Volvidos dez anos sobre este ensaio de Mallarmé, em 1895, um músico suíço, Adolphe Appia (1862-1928), wagneriano da primeira hora, publica La mise en scène du drame wagnérien onde constata o abismo que separa a modernidade das composições de Wagner e as suas realizações cénicas em Bayreuth. Em 1899, dá à estampa La Musique et la Mise en Scène e, pouco depois, em 1903, assina finalmente a sua primeira encenação. Pouco depois, graças ao músico suíço Jacques-Dalcroze, Appia é iniciado nas experiências sobre “ginástica rítmica” (1906) e, nos vinte anos seguintes, dedicar-se-á a uma refundação da cena teatral por meio de uma definição do teatro como “arte dramática” e de uma concepção do espaço cénico – o espaço vazio – que, graças corpo vivo do Actor, se volveria num espaço vivo, mutável, transformável. O espectáculo teatral, ao contrário de uma síntese harmoniosa de artes como a que fora proposta por Wagner, uma será uma síntese de elementos: um espaço em potência (mutável) com uma luz também em potência, onde o Corpo vivo do Actor, portador do Texto e do Movimento, “é. . .o criador dessa arte [dramática] e detém o segredo das relações hierárquicas que unem os diversos factores. . . “ (cit. in Vasques, pp. 85-86).
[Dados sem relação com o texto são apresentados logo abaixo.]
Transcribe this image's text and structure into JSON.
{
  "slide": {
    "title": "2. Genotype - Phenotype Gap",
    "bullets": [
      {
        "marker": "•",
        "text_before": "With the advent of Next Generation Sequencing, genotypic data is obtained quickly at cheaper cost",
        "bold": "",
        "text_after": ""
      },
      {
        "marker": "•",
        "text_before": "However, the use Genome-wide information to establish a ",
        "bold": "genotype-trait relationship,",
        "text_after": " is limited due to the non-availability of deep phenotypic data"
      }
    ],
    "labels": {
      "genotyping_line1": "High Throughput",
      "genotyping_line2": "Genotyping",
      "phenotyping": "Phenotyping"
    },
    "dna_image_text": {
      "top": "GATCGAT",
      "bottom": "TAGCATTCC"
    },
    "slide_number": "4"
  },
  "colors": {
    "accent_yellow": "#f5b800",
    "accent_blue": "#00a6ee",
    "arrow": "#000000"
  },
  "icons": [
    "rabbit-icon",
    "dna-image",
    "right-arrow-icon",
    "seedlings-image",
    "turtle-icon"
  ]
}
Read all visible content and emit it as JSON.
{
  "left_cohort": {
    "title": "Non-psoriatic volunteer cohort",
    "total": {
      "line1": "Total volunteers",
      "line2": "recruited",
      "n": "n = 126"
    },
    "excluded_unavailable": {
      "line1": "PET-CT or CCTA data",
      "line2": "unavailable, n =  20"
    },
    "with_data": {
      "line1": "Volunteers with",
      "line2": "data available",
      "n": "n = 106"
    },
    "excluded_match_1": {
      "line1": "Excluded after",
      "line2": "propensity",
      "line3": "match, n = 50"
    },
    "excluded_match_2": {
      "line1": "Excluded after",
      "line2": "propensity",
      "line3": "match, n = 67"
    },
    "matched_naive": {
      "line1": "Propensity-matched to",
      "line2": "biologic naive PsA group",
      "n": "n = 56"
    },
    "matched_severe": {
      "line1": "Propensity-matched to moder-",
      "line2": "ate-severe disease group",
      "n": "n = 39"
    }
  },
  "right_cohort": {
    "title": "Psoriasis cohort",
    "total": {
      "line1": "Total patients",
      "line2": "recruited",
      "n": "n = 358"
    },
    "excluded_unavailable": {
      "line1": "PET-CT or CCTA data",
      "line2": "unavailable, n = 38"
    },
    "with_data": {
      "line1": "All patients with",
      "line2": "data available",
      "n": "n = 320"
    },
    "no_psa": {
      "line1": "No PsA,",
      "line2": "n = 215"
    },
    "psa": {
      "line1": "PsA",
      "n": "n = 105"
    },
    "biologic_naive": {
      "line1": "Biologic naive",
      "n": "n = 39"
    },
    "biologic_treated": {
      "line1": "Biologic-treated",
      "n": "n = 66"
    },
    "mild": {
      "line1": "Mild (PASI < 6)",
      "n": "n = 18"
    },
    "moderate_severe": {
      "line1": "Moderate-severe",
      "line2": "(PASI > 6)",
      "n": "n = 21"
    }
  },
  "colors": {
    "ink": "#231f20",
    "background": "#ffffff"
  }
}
Tal como Appia, também o actor inglês Edward Gordon Craig (1872-1966) procura essa cena teatral sintética, em que, como no soneto de Baudelaire, a natureza seria um templo feito de pilares vivos onde os actores oficiariam através de gestos simbólicos (cf. Vasques, pp. 93-94). Mas, naquele início de século (1904-1907), o corpo material e acidental do actor, movido pela emoção, veículo do caos, impediria, de acordo com o encenador, o teatro de ser uma arte. Craig propõe então uma saída: “O actor desaparecerá e em seu lugar veremos uma personagem inanimada que usará, se quereis, o nome de Übermarionette até que tenha conquistado um nome mais glorioso” (A Arte do Teatro, cit. in Vasques, p. 96). Ouçamos um excerto em francês que aproxima a visão do inglês Craig do universo utópico das “Correspondências”: “La marionette est la descendante dês antiqúes idoles de pierre des temples, elle est l’image dégénérée d’un Dieu. Amie de l’enfance, elle sait encore choisir et attirerses disciples” (cit in Dusigne, p. 78).
Num dos textos que compõem o seu livro mais importante, A Arte do Teatro (1911), intitulado justamente “O Actor e a Übermarionette”, Craig afirmará:
A arte do teatro não é nem a representação dos actores, nem a peça, nem a encenação, nem a dança; [a arte do teatro] é constituída pelos elementos que a compõem: pelo gesto, que é a alma da representação; pelas palavras, que são o corpo da peça; pelas linhas e pelas cores que são a própria existência do cenário; pelo ritmo, que é a essência da dança. (cit in Vasques, p. 97)
Appia e Craig abandonaram a encenação e, isolados, dedicaram-se ao estudo das suas visões. O teatro procurava-se na abstracção e no símbolo: “L’homme y passe à travers des forêts de symboles”. Mas seria necessário esperar pelo futuro e pelas tecnologias que, hoje, permitem a presença humana por via da não corporalidade do holograma ou a reinvenção do corpo, da voz e das acções dos humanos pela máquina para que estas utopias se pudessem entender e plenamente realizar.
A questão das “correspondências” mantém-se na ordem do dia da discussão estética.